L’art et la mémoire après la guerre

Séminaire conjoint organisé par les Nations unies et le Programme Master de recherche CCC de la Haute Ecole d’Art et de Design de Genève (HEAD).

Débat public
le 7 octobre 2013 à 18h30
9 boulevard Helvétique, 2ème étage salle 27 (entrée libre)

De la Bosnie à la Colombie, du Rwanda au Népal, des dizaines de sociétés tentent difficilement de s’extraire des années de violence. Quel est le rôle des artistes pour retisser les liens sociaux brisés par les conflits ou la répression ? Comment les musées d’histoire peuvent-ils rendre compte de points de vue multiples ? Quel est le rôle de la culture dans les processus de réconciliation ? Ce sont quelques-unes des questions qui seront abordées dans le cadre d’un séminaire qui se tiendra les 7 et 8 octobre prochains à la HEAD, organisé conjointement avec le Haut Commissariat des Nations unies pour les droits de l’homme. Des artistes, des commissaires d’exposition, des muséologues et d’autres experts originaires de différentes parties du monde participeront à ces rencontres.

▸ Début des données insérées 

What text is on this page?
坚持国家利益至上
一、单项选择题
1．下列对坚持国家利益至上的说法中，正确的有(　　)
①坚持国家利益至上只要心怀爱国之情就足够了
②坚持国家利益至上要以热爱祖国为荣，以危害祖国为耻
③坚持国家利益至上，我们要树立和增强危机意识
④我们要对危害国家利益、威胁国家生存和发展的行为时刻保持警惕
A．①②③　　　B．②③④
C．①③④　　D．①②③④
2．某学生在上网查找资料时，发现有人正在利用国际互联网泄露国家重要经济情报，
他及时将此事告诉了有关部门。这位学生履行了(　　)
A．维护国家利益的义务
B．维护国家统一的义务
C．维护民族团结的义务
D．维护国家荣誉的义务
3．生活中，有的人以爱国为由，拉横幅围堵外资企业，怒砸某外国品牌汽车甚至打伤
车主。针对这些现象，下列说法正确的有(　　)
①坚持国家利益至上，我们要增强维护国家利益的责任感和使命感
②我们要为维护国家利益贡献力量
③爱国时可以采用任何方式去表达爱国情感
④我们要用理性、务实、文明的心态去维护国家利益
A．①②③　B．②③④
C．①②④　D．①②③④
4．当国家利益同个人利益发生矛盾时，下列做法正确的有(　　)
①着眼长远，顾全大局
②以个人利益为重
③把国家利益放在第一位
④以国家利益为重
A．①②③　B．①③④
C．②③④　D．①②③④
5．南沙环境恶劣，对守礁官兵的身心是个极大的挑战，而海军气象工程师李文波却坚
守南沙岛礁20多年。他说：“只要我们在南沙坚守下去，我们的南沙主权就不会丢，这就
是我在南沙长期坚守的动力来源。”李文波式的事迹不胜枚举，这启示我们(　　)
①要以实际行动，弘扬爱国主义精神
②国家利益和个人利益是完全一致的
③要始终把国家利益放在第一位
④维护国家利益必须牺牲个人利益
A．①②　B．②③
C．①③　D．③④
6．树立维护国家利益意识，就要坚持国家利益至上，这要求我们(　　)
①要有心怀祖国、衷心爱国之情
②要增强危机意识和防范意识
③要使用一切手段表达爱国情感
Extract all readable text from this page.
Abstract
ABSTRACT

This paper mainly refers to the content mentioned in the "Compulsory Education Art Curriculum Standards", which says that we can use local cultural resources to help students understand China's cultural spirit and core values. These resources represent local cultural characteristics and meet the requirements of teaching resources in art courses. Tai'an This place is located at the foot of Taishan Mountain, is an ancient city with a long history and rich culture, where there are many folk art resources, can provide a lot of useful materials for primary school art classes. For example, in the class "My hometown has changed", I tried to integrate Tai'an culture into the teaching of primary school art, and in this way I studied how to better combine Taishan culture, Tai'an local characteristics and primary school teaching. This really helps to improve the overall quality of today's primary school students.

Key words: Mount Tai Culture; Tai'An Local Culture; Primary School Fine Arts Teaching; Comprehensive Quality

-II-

Ces travaux s’inscrivent dans le cadre du mandat de Mme Farida Shaheed, Rapporteuse Spéciale de l’ONU sur les droits culturels. Mme Shaheed soumettra ses recommandations en mars prochain aux gouvernements, aux ONG et aux acteurs culturels devant le Conseil des droits de l’homme de l’ONU.

Mme Farida Shaheed s’exprimera lors d’un débat public le 7 octobre 2013 à 18h30. Son intervention sera suivie par celle de l’artiste serbe, Milica Tomic, qui présentera son travail sur les Four Faces of Omarska. Les deux conférences seront données en anglais.

Ce séminaire s’inscrit dans le prolongement de la recherche PIMPA (Politiques et initiatives mémorielles et pratiques artistiques) menée au Programme Master de Recherche en études Critiques, Curatoriales, Cybermédias (CCC)  et soutenu par le Fonds national suisse pour la recherche scientifique (FNS).